Manchmal sind es nur Einzelteile, die Hubert Drescher am Anfang zur Verfügung stehen: Achsen, Aufhängungen, Rahmen- und Getriebeteile, Schrauben – alles viele Jahrzehnte alt. Manchmal stehen am Anfang sogar nur alte Fotografien. Dass daraus wieder ein stolzes Automobil wird, kann sich ein Laie nicht mal vorstellen. Vor Hubert Dreschers innerem Auge ist das Gefährt aber wohl schon in diesem Zustand längst auf der Straße unterwegs – und wird dort alle Blicke auf sich lenken. In Hinterzarten bei Freiburg, auf einem idyllischen Berghang im Schwarzwald, verknüpft Drescher Beruf und Berufung: Er führt seit 1984 einen auf die Restauration und den Nachbau von Oldtimern spezialisierten Handwerksbetrieb, der in diesem Metier längst zu den Top-Adressen gehört.
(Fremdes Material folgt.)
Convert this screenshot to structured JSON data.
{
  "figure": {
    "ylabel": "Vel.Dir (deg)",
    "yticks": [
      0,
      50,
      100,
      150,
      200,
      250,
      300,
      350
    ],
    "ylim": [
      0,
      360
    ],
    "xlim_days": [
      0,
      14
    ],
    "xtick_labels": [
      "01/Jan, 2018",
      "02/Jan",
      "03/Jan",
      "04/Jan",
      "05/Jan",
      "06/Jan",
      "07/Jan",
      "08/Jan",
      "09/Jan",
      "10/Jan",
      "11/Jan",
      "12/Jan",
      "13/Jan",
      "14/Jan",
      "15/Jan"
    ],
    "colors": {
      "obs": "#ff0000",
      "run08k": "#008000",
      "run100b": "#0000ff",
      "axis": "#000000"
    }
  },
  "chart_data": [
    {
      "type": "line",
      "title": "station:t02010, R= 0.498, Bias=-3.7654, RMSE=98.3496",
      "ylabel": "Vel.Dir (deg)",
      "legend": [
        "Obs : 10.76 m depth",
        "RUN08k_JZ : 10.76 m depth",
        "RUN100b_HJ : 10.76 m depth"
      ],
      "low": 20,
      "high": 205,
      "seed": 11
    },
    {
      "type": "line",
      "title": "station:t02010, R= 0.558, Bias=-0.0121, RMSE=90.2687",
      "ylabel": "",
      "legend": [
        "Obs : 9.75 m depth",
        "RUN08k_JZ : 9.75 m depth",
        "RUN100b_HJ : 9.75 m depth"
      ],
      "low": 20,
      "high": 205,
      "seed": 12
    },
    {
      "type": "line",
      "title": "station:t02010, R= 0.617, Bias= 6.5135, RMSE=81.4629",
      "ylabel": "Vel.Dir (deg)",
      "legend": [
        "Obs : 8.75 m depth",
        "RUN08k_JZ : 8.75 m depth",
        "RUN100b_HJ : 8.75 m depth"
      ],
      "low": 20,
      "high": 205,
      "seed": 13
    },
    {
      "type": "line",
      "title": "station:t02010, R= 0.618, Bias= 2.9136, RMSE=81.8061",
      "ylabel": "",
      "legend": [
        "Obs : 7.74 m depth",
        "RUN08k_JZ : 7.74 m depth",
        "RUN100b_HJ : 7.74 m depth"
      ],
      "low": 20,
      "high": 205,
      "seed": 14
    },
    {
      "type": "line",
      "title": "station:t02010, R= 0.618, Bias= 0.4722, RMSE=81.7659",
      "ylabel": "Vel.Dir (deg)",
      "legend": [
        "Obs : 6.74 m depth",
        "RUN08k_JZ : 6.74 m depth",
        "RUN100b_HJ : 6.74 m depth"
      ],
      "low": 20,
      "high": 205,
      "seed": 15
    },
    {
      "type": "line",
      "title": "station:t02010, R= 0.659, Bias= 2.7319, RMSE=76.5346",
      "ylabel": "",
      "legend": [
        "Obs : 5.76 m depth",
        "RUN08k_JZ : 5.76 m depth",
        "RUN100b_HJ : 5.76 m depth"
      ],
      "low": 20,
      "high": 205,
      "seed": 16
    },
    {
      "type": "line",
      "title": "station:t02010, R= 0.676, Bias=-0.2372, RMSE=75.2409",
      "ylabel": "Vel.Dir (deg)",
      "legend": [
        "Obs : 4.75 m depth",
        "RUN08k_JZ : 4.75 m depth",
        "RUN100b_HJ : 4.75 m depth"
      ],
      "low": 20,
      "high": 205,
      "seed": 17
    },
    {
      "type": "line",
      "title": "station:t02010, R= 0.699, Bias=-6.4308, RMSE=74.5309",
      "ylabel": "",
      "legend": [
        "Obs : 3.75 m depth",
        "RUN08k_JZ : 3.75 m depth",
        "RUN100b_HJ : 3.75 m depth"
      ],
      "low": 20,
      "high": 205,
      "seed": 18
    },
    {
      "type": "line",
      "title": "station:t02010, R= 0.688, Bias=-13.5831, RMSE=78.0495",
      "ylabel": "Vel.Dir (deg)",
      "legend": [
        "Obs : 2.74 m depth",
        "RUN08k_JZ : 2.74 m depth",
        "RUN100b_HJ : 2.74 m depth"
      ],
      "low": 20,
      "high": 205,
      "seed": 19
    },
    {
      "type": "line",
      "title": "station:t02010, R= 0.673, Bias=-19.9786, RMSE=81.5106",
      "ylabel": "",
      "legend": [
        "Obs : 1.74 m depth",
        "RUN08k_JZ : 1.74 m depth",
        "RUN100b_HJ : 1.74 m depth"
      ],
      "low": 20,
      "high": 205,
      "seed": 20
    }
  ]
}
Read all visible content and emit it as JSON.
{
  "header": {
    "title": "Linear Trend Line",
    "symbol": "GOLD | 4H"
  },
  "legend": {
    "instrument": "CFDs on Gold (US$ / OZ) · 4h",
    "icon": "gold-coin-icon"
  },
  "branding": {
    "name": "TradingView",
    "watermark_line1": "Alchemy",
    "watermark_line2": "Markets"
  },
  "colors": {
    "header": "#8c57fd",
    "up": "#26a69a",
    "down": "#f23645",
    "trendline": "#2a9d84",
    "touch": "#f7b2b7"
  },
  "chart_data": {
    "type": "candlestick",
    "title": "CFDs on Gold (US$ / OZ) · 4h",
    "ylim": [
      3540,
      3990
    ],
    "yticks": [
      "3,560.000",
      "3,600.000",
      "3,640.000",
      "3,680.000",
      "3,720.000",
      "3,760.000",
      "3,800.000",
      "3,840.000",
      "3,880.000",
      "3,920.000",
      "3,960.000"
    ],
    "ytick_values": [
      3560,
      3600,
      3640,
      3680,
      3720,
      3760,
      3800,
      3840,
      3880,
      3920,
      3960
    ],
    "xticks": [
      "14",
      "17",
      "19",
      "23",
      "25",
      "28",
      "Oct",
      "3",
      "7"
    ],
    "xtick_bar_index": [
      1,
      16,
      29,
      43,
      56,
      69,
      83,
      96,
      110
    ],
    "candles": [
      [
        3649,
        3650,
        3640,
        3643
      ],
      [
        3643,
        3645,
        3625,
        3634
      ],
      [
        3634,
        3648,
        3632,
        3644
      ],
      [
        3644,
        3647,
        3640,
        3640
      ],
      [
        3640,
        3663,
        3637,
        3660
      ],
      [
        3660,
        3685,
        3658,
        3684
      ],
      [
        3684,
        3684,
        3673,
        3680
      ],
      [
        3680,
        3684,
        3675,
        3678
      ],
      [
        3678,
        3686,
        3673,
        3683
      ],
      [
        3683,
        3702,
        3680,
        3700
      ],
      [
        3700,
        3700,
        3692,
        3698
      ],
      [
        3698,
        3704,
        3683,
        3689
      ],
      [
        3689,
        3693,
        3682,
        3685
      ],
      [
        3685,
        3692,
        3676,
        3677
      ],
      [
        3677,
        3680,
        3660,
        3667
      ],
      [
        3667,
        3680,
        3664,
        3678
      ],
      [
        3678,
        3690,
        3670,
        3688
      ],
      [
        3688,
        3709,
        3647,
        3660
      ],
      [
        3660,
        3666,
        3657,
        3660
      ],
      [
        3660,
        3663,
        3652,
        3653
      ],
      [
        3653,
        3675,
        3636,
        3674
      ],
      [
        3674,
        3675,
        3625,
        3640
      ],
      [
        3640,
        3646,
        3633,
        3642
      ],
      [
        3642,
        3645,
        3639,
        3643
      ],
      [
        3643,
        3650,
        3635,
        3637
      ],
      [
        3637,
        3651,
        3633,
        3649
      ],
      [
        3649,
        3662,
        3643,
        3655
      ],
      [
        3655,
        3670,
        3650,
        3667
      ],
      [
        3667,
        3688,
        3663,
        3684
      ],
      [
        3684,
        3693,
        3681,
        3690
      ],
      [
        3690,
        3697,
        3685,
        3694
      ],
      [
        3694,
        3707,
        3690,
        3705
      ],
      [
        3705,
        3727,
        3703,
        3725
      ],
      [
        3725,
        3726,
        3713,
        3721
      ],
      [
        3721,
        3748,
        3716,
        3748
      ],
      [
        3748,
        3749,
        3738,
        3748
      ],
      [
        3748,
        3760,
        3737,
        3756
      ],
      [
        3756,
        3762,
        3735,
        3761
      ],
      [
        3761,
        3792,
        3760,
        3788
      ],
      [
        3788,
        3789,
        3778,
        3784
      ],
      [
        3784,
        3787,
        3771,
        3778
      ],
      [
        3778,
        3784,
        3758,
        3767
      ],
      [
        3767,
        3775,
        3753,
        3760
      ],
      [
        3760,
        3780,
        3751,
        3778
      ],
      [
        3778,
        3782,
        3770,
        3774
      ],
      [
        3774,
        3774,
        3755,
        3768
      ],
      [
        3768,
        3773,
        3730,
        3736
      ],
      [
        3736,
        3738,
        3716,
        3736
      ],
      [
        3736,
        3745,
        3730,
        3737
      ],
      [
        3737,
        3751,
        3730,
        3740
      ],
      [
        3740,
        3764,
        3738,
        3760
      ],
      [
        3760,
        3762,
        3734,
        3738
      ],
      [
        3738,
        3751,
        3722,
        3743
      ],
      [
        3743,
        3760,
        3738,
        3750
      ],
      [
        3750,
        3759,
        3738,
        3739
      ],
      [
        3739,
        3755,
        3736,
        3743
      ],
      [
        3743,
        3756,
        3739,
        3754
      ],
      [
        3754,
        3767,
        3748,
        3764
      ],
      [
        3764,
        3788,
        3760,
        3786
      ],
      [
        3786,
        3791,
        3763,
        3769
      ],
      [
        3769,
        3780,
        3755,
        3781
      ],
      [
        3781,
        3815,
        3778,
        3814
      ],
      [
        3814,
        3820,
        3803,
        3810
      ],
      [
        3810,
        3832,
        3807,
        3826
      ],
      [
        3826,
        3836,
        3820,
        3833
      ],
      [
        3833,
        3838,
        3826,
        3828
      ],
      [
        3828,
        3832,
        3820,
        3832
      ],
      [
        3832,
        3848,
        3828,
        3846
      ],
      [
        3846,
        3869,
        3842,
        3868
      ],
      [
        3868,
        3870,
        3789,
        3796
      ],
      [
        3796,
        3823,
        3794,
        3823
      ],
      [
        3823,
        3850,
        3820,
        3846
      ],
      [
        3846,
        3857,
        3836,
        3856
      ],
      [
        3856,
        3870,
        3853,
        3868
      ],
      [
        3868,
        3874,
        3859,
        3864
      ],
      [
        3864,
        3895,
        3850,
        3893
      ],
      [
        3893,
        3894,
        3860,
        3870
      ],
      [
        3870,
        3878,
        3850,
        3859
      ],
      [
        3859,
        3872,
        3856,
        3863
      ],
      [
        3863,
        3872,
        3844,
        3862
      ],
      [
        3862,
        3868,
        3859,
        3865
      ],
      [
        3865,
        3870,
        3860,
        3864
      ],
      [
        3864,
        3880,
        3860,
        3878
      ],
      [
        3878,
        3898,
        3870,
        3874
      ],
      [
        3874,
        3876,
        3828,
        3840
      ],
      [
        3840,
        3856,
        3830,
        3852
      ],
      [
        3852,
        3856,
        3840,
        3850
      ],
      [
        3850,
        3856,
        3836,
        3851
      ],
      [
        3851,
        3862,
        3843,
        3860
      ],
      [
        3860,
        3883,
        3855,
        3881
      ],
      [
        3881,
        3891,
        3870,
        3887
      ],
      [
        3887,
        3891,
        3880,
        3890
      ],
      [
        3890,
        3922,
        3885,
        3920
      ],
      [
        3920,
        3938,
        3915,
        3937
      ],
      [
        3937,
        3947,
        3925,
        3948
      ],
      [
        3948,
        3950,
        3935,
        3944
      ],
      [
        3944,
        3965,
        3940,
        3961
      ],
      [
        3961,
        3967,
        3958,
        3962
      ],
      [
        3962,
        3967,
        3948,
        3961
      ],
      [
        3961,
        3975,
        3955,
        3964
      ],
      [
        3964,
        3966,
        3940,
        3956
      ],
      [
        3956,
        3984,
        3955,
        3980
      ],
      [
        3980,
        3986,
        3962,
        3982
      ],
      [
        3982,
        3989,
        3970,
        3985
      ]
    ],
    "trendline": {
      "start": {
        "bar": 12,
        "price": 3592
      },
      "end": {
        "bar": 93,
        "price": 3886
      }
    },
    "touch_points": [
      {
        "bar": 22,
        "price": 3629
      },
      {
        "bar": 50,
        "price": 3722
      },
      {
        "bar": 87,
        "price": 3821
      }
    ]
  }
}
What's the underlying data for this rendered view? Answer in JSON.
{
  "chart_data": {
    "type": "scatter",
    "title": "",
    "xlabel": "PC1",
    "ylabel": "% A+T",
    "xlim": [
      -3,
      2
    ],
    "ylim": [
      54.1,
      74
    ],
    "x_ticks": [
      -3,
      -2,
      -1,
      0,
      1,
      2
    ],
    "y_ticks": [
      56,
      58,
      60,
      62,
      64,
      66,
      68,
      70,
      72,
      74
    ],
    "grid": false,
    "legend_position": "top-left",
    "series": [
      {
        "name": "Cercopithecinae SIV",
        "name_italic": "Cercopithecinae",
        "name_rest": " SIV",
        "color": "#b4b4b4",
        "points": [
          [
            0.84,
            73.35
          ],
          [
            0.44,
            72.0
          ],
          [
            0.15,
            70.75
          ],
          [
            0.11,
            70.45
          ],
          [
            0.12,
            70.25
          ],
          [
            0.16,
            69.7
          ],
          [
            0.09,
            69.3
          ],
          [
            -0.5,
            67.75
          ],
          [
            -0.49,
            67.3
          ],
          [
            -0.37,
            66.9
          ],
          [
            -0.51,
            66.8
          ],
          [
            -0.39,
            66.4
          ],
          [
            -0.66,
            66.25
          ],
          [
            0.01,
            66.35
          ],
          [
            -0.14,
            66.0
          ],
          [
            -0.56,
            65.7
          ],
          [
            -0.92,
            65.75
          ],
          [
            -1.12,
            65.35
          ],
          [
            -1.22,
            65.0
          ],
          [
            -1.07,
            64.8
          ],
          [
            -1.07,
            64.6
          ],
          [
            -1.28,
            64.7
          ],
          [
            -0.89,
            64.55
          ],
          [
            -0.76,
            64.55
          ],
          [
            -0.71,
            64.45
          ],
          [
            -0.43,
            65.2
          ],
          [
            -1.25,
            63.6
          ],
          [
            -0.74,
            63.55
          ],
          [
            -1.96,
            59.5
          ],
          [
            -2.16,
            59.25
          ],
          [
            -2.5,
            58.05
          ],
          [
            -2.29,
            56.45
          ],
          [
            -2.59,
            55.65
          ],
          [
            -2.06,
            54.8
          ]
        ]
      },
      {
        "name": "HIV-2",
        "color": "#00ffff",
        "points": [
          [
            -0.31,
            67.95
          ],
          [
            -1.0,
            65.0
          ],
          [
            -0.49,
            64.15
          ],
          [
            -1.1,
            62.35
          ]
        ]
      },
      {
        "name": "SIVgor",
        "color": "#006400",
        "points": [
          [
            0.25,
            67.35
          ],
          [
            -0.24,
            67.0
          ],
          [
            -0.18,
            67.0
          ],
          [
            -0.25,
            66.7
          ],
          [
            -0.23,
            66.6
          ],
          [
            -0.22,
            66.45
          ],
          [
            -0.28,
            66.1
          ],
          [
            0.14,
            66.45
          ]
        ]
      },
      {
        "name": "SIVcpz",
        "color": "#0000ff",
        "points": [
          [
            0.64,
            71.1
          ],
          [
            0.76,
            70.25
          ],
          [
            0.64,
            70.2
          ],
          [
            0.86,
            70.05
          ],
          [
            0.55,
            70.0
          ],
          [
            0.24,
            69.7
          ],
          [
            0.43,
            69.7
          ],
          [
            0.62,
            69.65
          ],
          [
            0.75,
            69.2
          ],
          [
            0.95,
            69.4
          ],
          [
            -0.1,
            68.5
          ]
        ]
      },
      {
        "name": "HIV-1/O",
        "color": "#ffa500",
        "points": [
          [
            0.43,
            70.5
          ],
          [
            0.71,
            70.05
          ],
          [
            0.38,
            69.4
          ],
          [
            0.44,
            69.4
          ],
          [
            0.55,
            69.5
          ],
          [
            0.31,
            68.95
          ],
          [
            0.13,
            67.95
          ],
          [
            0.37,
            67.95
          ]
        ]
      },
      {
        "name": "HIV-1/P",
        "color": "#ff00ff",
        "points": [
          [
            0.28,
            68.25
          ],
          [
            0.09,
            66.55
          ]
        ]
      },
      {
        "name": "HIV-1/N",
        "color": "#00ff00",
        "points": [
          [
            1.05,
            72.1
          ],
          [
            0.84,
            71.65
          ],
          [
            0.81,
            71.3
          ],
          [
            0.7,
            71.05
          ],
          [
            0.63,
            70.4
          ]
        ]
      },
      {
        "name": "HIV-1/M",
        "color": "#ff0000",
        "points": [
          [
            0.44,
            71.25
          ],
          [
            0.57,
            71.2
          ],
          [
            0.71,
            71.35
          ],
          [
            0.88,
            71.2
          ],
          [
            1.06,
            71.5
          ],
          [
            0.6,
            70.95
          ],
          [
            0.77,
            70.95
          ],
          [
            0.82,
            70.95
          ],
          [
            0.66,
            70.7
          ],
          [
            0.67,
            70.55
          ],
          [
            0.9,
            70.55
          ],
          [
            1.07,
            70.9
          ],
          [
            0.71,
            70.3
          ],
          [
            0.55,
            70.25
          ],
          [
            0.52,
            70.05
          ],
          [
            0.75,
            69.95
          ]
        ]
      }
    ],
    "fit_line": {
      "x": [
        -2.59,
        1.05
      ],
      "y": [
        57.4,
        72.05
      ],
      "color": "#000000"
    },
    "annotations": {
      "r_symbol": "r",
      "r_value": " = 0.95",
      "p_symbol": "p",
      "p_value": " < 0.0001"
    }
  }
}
Auf einem alten Bauernhof hat der 1956 geborene Karosseriebauermeister eine Werkstatt eingerichtet. Unter anderem so legendäre Fahrzeuge wie der Mercedes 300SL-Coupé-Flügeltürer, der gewaltige Maybach SW 38 oder der schnittige Porsche Typ 64 – auch Berlin-Rom-Wagen genannt – wurden von dem Familienunternehmen wieder zum Leben erweckt. In erster Linie Museen und private Oldtimerenthusiasten sind die Kunden. Die jüngsten Modelle stammen aus den 60er Jahren des vorigen Jahrhunderts, die ältesten aus der Zeit um 1900. Wie viele es schon waren, vermag Drescher gar nicht mehr zu sagen.

 

„Die Originalität steht für uns absolut im Vordergrund“, betont er hingegen – sprich, es geht darum, die Wagen bis zur letzten Schraube so originalgetreu, wie nur irgend möglich, wieder in den Verkehr zu bringen. Deshalb gleicht jedes Projekt des Tüftlers auch einer Detektivarbeit. Im Büro über der Werkstatt hat Drescher auf einem langen Holztisch ausgebreitet, was als Ausgangspunkt dienen kann. Alte Fotografien zeigen einen von Ferdinand Porsche 1909 für die „Österreichische Daimler-Motoren-Gesellschaft“ konstruierten Alpenwagen. Dazu gesellen sich ein „Konstruktionsbuch“ von 1907 und ein „Ingenieursbuch“ aus dem Jahr 1908. Darin ist für den Fachmann verständlich beschrieben, wie vor mehr als 100 Jahren Automobile gefertigt wurden und wie er im aktuellen Fall den Alpenwagen rekonstruieren und wieder aufbauen kann.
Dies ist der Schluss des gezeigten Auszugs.